Key terms used throughout ProofPod, in plain language.

Baseline Mean — The average value of a metric in the control group during the test period. Provides context for interpreting the treatment effect (e.g., a 5% lift on a $50K baseline = $2,500).

Bayesian Inference — A statistical approach that calculates the probability an experiment helped, hurt, or needs more data. Unlike traditional methods, it directly answers "what's the chance this worked?" See Understanding Your Results.

Confidence Interval (CI) — A range around an estimate reflecting uncertainty. A 90% CI means there's a 90% chance the true value falls within the range. Narrows as more data is collected.

Control Group — Locations running business as usual during a test. They serve as the baseline for comparison against the treatment group.

Credible Interval — The Bayesian equivalent of a confidence interval. Has a more intuitive interpretation: "90% probability the true effect is in this range."

Difference-in-Differences (DiD) — A statistical method that estimates a treatment effect by comparing the change in test locations to the change in control locations over the same period. Controls for shared external factors like seasonality. See How Location Testing Works.

Donor Pool — The set of control locations available for constructing a synthetic control. Locations with high correlation to test locations make the best donors.

Fixed Effects — Statistical adjustments that remove predictable variation (day-of-week patterns, seasonal trends, store-level differences) so the treatment effect estimate is cleaner.
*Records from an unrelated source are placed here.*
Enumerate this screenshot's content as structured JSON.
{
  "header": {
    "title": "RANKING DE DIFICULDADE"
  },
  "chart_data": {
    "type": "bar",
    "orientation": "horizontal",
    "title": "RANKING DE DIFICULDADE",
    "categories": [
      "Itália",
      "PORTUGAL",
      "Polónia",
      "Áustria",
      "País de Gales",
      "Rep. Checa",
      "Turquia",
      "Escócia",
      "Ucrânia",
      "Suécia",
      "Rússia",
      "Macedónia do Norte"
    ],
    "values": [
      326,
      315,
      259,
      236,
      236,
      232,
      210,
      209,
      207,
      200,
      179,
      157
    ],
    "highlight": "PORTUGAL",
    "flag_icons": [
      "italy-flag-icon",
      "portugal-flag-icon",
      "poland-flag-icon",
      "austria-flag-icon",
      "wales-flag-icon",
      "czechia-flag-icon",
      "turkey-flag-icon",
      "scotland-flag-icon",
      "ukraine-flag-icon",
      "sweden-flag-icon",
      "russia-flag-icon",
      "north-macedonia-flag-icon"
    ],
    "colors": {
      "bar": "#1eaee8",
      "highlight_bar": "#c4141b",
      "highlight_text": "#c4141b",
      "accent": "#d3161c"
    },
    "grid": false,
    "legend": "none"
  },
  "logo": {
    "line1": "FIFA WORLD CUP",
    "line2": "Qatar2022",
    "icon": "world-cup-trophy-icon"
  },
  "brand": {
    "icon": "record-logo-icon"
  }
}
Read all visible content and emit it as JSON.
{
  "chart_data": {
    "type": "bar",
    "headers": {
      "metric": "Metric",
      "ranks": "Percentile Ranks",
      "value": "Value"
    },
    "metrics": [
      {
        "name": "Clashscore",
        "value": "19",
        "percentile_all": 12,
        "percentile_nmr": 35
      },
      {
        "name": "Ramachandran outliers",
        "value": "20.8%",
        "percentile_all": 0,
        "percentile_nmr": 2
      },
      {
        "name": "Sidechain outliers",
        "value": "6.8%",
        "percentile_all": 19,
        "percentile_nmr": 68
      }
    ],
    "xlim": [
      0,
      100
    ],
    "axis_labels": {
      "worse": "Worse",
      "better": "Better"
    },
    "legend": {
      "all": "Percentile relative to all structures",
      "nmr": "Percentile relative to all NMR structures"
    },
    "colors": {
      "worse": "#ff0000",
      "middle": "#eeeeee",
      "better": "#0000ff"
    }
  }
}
Guardrail Metric — A secondary metric monitored during a test to catch unintended side effects. For example, watching churn while testing a price increase. See Guardrail Metrics.

Lift — The percentage change in a metric caused by the experiment. A +5% lift means the treatment group outperformed the control group by 5%.

Minimum Detectable Effect (MDE) — The smallest percentage change you want your test to be able to detect. Lower MDEs require more data and longer tests. Typically set between 3% and 10%.

Observation — A single data point in the analysis, usually one location on one day. More observations lead to tighter confidence intervals.

Primary Metric — The main metric your experiment is designed to move (e.g., revenue, visits, enrollments). Each test has exactly one primary metric.

R² (R-squared) — A measure of how well the synthetic control matches the test group's historical pattern. Ranges from 0 to 1; above 0.7 is good. Low R² means the control doesn't track the test group well, reducing result reliability.

Recommendation — ProofPod's verdict after analysis: Scale (roll it out), Kill (stop it), or Continue (need more data). See Recommendations.

Saved View — A named set of Insights page filters (event type, date range, locations, granularity) that can be loaded instantly or added to a dashboard. See Saved Views.

Synthetic Control — A weighted combination of control locations that, together, replicate the test group's pre-period behavior. More robust than matching to a single location. See Location Matching.

Treatment Effect — The estimated causal impact of an experiment on the primary metric. Calculated as the difference between treatment and control group changes.

Treatment Group — Locations where the experimental change is implemented (new pricing, new program, new hours, etc.). Compared against the control group to measure impact.